I can easily tell if an Emacs buffer is focused by looking at the buffer’s mode-line. On the other hand, the only indicator that the minibuffer is focused or not is the cursor, and that’s pretty easy to miss.

I wanted to avoid making any intrusive changes to the minibuffer, so I decided to style the prompt based on whether the minibuffer is focused. When not focused, I remap the minibuffer prompt face to shadow.

Focused: focused minibuffer

Unfocused: unfocused minibuffer

The code is pretty simple:

(defvar-local steb/focused-minibuffer-face-remap nil
  "Face-remapping for a dimmed-minibuffer prompt.")

(defun steb/focused-minibuffer-update (w)
  (when (eq w (minibuffer-window))
    (when steb/focused-minibuffer-face-remap
      (face-remap-remove-relative steb/focused-minibuffer-face-remap)
      (setq steb/focused-minibuffer-face-remap nil))
    (unless (eq w (selected-window))
      (with-selected-window (minibuffer-window)
        (setq steb/focused-minibuffer-face-remap
              (face-remap-add-relative 'minibuffer-prompt 'shadow))))))

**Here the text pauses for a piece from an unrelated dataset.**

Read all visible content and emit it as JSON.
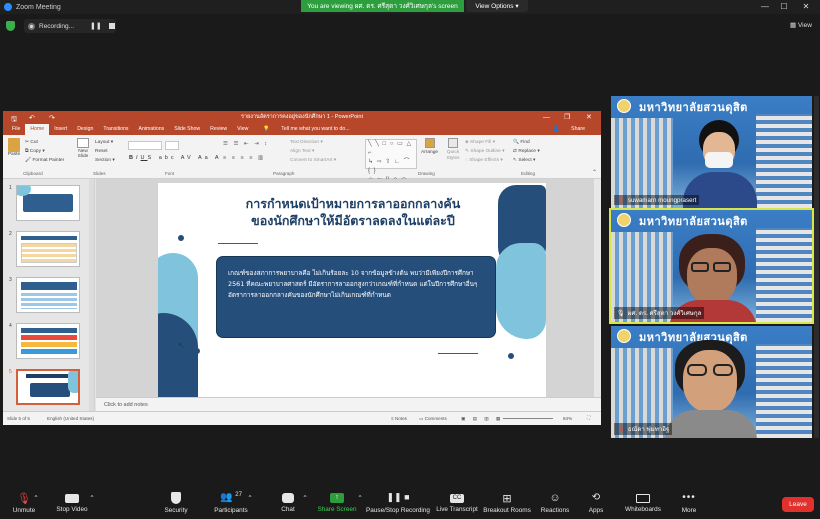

(defun steb/minibuffer-setup-focus-indicator ()
  (add-hook 'window-state-change-functions 'steb/focused-minibuffer-update nil t))

(add-hook 'minibuffer-setup-hook #'steb/minibuffer-setup-focus-indicator)

My approach was heavily inspired by this Emacs Stack Exchange answer, but I tried to simplify the implementation and make the styling a bit less intrusive.